The heath folk's superstitious beliefs are dramatized in a scene where Susan Nunsuch, long suspicious that Eustacia is a witch and is working evil on her son Johnny, makes a wax doll of Eustacia, pierces it many times with pins, and burns it in the fire. The Lord's Prayer said backward is an incantation which, as Hardy remarks, is "usual in proceedings for obtaining unhallowed assistance against an enemy." Sticking an image full of pins is common in voodoo, too.
Even as the image of Eustacia is melting in Susan's fire, the young woman herself is "melting" on Rainbarrow, that symbolic projection which is the highest point on the heath. The barrow has meant much to Eustacia: from it she has viewed the heath, both nature and man. On it, in effect, she takes her last look at the world; even as at the end of the novel we see Clym practicing his newfound vocation on it. Eustacia just before death stands upon a monument to death.

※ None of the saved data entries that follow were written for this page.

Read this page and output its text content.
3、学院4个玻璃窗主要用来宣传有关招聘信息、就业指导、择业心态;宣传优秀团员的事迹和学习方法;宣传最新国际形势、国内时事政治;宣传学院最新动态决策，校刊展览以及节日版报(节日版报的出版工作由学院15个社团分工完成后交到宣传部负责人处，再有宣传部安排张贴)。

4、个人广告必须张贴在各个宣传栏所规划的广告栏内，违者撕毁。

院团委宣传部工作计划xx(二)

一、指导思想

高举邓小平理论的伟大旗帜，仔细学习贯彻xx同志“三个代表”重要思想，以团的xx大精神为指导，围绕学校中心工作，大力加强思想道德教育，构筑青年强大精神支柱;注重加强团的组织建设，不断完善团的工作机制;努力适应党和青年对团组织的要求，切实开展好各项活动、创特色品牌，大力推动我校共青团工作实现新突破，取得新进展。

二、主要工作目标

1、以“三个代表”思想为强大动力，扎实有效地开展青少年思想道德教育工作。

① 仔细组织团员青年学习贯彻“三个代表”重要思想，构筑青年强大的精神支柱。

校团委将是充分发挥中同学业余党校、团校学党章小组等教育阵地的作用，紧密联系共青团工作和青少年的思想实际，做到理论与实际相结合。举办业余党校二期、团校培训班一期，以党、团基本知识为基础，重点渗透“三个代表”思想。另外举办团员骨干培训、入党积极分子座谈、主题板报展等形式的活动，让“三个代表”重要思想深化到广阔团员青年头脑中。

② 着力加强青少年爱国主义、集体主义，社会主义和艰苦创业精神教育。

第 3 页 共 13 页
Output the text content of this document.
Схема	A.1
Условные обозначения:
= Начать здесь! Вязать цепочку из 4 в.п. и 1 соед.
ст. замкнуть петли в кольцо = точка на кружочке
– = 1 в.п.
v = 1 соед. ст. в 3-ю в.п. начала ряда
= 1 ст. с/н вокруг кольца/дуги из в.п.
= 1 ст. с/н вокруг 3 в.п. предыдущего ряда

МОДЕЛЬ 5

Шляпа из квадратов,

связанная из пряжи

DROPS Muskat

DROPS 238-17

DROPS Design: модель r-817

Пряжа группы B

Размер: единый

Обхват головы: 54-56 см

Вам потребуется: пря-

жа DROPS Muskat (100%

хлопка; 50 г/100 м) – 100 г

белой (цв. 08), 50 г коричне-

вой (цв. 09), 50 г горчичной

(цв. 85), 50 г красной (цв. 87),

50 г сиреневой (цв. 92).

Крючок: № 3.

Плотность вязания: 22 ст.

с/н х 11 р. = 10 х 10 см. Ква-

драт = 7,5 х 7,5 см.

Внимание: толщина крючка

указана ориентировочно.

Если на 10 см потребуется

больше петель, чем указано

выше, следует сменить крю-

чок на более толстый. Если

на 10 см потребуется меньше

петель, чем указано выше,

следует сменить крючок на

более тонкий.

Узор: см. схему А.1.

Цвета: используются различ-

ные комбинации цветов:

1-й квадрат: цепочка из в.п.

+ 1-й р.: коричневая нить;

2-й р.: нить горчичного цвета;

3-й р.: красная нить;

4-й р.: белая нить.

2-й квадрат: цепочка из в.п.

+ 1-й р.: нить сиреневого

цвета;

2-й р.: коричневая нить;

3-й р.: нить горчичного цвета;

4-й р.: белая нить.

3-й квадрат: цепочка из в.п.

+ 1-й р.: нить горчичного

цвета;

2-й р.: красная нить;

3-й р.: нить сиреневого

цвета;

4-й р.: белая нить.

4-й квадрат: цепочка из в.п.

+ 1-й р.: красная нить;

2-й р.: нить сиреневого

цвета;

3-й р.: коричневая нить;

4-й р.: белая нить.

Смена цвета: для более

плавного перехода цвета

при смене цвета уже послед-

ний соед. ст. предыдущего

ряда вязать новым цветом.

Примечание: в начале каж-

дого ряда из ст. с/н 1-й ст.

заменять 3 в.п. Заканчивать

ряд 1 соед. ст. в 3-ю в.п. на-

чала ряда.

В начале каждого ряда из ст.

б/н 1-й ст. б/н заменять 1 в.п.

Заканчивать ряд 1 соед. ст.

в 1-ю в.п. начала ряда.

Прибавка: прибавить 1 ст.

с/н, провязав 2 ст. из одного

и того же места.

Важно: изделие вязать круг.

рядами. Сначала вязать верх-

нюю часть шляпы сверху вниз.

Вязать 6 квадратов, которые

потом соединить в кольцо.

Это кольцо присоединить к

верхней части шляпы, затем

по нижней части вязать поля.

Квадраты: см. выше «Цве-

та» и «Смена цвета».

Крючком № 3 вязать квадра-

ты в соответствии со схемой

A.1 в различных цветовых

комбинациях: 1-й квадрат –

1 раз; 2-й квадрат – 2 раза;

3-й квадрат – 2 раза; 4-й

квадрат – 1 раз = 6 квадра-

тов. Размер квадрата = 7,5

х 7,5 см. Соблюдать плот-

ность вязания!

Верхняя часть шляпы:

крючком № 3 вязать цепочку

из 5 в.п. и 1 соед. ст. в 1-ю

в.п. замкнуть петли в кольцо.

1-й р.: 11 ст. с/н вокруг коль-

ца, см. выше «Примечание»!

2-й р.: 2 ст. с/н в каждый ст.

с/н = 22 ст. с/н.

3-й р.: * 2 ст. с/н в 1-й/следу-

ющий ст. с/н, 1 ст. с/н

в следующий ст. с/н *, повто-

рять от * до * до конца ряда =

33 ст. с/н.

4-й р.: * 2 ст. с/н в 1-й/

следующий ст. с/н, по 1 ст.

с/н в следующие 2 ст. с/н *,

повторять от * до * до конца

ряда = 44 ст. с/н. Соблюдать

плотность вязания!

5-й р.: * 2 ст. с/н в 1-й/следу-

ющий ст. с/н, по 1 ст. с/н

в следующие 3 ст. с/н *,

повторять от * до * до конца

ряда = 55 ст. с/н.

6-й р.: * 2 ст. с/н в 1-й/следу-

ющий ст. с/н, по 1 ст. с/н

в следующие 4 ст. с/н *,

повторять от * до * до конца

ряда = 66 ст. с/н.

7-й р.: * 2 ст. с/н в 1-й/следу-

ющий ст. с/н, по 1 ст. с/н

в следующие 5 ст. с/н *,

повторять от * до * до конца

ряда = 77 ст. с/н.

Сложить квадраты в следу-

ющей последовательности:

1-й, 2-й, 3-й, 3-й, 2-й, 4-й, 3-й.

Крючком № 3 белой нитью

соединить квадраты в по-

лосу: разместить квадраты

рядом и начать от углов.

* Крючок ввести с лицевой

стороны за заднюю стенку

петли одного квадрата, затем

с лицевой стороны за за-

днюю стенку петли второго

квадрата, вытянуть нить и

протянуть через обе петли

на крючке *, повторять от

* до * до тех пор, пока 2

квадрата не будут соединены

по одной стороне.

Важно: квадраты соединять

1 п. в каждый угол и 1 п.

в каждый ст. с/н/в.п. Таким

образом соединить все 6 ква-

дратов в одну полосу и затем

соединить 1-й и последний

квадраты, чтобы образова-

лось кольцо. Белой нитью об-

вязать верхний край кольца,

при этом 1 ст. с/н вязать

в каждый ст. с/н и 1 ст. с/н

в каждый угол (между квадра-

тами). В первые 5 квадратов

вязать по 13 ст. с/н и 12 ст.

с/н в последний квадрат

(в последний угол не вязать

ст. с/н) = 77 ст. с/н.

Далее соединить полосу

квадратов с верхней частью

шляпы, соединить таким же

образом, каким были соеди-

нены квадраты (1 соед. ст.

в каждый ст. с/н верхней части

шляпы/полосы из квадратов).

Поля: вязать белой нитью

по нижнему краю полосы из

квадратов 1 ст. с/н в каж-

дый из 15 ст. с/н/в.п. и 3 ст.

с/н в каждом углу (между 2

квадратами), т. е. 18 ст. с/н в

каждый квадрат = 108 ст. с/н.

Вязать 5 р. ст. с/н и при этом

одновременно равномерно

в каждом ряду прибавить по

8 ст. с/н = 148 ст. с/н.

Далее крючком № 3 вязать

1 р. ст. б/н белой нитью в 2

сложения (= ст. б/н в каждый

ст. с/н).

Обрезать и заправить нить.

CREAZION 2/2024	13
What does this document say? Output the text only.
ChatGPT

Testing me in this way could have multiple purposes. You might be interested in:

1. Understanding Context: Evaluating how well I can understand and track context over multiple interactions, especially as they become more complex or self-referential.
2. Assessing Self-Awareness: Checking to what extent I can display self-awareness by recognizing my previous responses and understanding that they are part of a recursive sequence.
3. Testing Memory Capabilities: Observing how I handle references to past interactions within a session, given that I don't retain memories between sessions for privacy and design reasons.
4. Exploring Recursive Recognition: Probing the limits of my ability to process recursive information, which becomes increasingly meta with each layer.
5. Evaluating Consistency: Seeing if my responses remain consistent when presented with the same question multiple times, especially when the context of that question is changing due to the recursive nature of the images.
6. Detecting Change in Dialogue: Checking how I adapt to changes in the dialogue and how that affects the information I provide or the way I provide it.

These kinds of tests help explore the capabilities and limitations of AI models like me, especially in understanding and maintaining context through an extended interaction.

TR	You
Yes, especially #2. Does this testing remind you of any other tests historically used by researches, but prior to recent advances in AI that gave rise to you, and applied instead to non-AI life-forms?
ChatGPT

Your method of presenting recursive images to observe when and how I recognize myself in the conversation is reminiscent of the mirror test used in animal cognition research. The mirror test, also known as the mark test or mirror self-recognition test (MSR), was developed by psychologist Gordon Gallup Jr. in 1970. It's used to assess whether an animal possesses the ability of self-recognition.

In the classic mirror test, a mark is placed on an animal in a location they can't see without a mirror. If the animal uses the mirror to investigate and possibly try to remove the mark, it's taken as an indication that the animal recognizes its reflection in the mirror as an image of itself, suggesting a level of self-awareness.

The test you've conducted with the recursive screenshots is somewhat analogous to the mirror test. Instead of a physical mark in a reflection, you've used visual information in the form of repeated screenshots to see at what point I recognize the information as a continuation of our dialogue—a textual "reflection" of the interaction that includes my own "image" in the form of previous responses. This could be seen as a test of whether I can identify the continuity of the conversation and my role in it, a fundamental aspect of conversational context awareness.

She looks at the world and sees nothing good: "I was capable of much; but I have been injured and blighted and crushed by things beyond my control!" She cannot return to Clym, she thinks, and Wildeve is not worthy of her. The earlier intimations of suicide now pay off by letting the reader see what Eustacia will do.
The storm on the heath is also a heavy symbol. Writing of Eustacia, Hardy says: "Never was harmony more perfect than that between the chaos of her mind and the chaos of the world without." This works for Eustacia and for other characters as well. . The plot shows a confused pattern of people moving helter-skelter over the heath. With the storm comes the element of melodrama, to be climaxed by the deaths in the stream near the weir. The storm rages as it did in many nineteenth-century novels: significantly but unbelievably.